Lepaskan Aku, Tuan Muda!
Tidak Biasa


__ADS_3

"Gea, kamu kenapa?" tanya Tuah Zidane ketika Gea terus membuka mulutnya saking takjub dengan apapun yang berada di ruangan tersebut.


"Gea," panggil Tuan Zidane dengan lembut namun dia masih tetap saja melamun. Gea sedang berpikir apakah berada di dunia nyata ataukah hanya khayalan semata.


"Gea Sayang," ucap Tuan Zidane sekali lagi kepada Gea. Namun yang namanya orang sedang melamun pasti tidak akan merespon apapun. Gea masih terdiam saja tanpa ekspresi.


Saking merasa kesal dan bercampur gemas dengan sikap Gea yang tidak biasa saja Tuan Zidane pun melayangkan sebuah kecu-pan lembut di pipi kekasihnya tersebut.
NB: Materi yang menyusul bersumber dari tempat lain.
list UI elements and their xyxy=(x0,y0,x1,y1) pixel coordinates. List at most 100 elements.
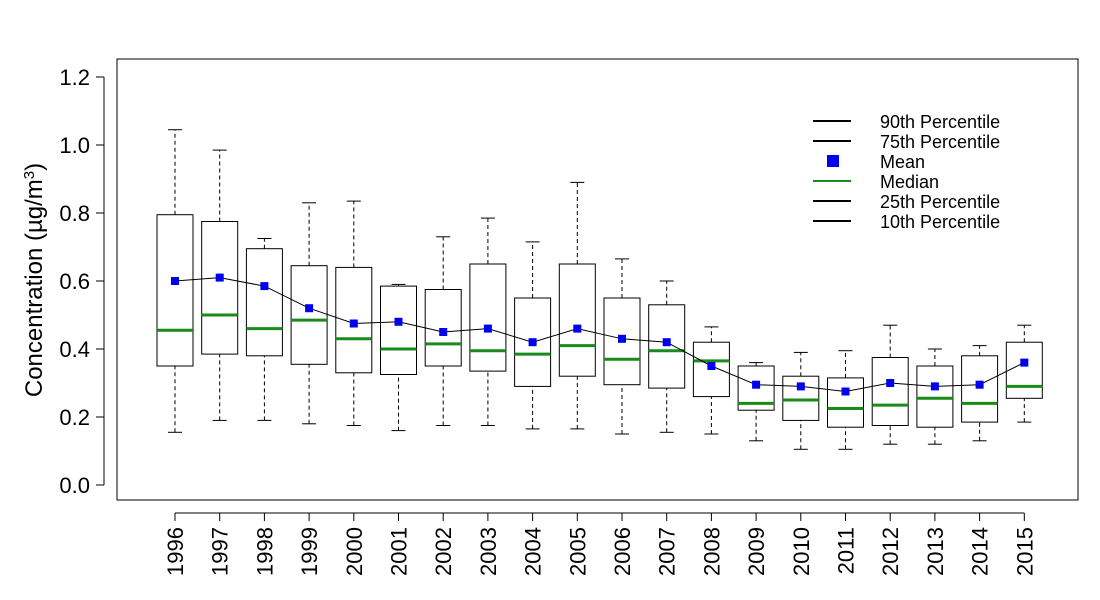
mean-marker xyxy=(349,319,358,328)
x-tick-label: 2014 xyxy=(968,527,993,576)
mean-marker xyxy=(841,387,850,396)
y-axis: 0.0 0.2 0.4 0.6 0.8 1.0 1.2 xyxy=(59,65,105,498)
x-tick-label: 2003 xyxy=(476,527,501,576)
x-tick-label: 1998 xyxy=(252,527,277,576)
mean-marker xyxy=(171,277,179,285)
x-tick-label: 2004 xyxy=(521,527,546,576)
box-2012 xyxy=(871,324,909,445)
box-2010 xyxy=(782,351,820,450)
legend-item: 25th Percentile xyxy=(813,192,1000,212)
mean-marker xyxy=(752,380,761,389)
box-1998 xyxy=(245,238,283,421)
mean-marker xyxy=(483,324,492,333)
iqr-box xyxy=(335,266,373,374)
x-tick-label: 2005 xyxy=(565,527,590,576)
y-tick-label: 1.2 xyxy=(59,65,90,90)
iqr-box xyxy=(1005,341,1043,399)
y-axis-label-close: ) xyxy=(21,163,48,171)
iqr-box xyxy=(424,289,462,367)
box-2003 xyxy=(469,217,507,426)
box-1996 xyxy=(156,129,194,433)
x-tick-label: 1996 xyxy=(163,527,188,576)
mean-marker xyxy=(528,338,537,347)
iqr-box xyxy=(782,375,820,421)
x-tick-label: 2015 xyxy=(1012,527,1037,576)
x-tick-label: 2010 xyxy=(789,527,814,576)
x-tick-label: 2013 xyxy=(923,527,948,576)
legend-item: 75th Percentile xyxy=(813,132,1000,152)
y-tick-label: 1.0 xyxy=(59,133,90,158)
iqr-box xyxy=(290,265,328,365)
x-tick-label: 2012 xyxy=(878,527,903,576)
mean-layer xyxy=(171,273,1029,396)
y-axis-label-text: Concentration (µg/m xyxy=(21,179,48,397)
x-tick-label: 2011 xyxy=(834,527,859,574)
iqr-box xyxy=(469,263,507,372)
mean-marker xyxy=(215,273,224,282)
box-2014 xyxy=(961,345,999,442)
box-2000 xyxy=(335,200,373,426)
legend-item: Mean xyxy=(827,152,925,172)
box-2009 xyxy=(737,362,775,442)
mean-marker xyxy=(662,338,671,347)
mean-marker xyxy=(394,317,403,326)
y-axis-label: Concentration (µg/m3) xyxy=(21,163,49,397)
y-tick-label: 0.2 xyxy=(59,405,90,430)
box-2002 xyxy=(424,236,462,426)
legend-item: 10th Percentile xyxy=(813,212,1000,232)
legend-label: 10th Percentile xyxy=(880,212,1000,232)
x-tick-label: 1997 xyxy=(208,527,233,576)
x-axis: 1996 1997 1998 1999 2000 2001 2002 2003 2004 2005… xyxy=(163,512,1037,576)
box-2013 xyxy=(916,348,954,445)
iqr-box xyxy=(156,214,194,367)
legend-label: Mean xyxy=(880,152,925,172)
legend-label: 90th Percentile xyxy=(880,112,1000,132)
legend-mean-swatch xyxy=(827,155,839,167)
iqr-box xyxy=(961,355,999,423)
plot-frame xyxy=(116,58,1079,501)
iqr-box xyxy=(558,263,596,377)
iqr-box xyxy=(871,357,909,426)
iqr-box xyxy=(245,248,283,357)
mean-marker xyxy=(439,328,448,336)
mean-marker xyxy=(930,382,939,391)
legend-item: Median xyxy=(813,172,939,192)
boxes-layer xyxy=(156,129,1043,450)
x-tick-label: 2009 xyxy=(744,527,769,576)
box-1999 xyxy=(290,202,328,425)
box-2004 xyxy=(514,241,552,430)
mean-line xyxy=(174,277,1025,393)
mean-marker xyxy=(886,379,895,387)
iqr-box xyxy=(514,297,552,387)
iqr-box xyxy=(648,304,686,389)
mean-marker xyxy=(975,380,984,389)
x-tick-label: 2008 xyxy=(699,527,724,576)
mean-marker xyxy=(260,282,269,291)
mean-marker xyxy=(573,324,582,333)
legend-label: 25th Percentile xyxy=(880,192,1000,212)
box-2007 xyxy=(648,280,686,433)
box-2015 xyxy=(1005,324,1043,423)
legend-label: Median xyxy=(880,172,939,192)
iqr-box xyxy=(380,285,417,376)
mean-marker xyxy=(618,334,626,343)
iqr-box xyxy=(603,297,641,386)
x-tick-label: 2002 xyxy=(431,527,456,576)
x-tick-label: 2007 xyxy=(655,527,680,576)
iqr-box xyxy=(201,221,239,355)
legend-label: 75th Percentile xyxy=(880,132,1000,152)
mean-marker xyxy=(796,382,805,391)
y-tick-label: 0.4 xyxy=(59,337,90,362)
box-1997 xyxy=(201,149,239,421)
y-axis-label-superscript: 3 xyxy=(21,171,38,179)
box-2011 xyxy=(827,350,864,450)
legend-item: 90th Percentile xyxy=(813,112,1000,132)
y-tick-label: 0.6 xyxy=(59,269,90,294)
x-tick-label: 2000 xyxy=(342,527,367,576)
box-2001 xyxy=(380,283,417,432)
y-tick-label: 0.0 xyxy=(59,473,90,498)
iqr-box xyxy=(737,365,775,411)
x-tick-label: 1999 xyxy=(297,527,322,576)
Seketika itu Gea langsung tersadar dari lamunannya dan reflek memegang pipi bekas yang kecup-an oleh Tuan Zidane. Pipinya berubah memerah karena seluruh karyawan di salon tersebut sedang memandang dirinya.


"Ayo lagi ya kamu segera bersiap biarkan di makeover oleh tim yang berada di sini," titah Tuan Zidane memerintahkan Gea agar bersiap.


"Aku harus apa?" tanya Gea dengan polosnya karena dia tidak tahu menahu sama sekali tentang dunia wanita dan kecantikan, yang biasa dia lakukan sebagai seorang perempuan hanya mandi kemudian menggunakan deodoran, sisiran dan jika perlu menggunakan bedak dan lipstik secara tipis-tipis itu saja sudah lebih dari cukup. Terkadang dia melewatkan salah satunya. Hal yang paling sering dilewatkan oleh Gea adalah tidak mesti menggunakan bedak maupun lipstik.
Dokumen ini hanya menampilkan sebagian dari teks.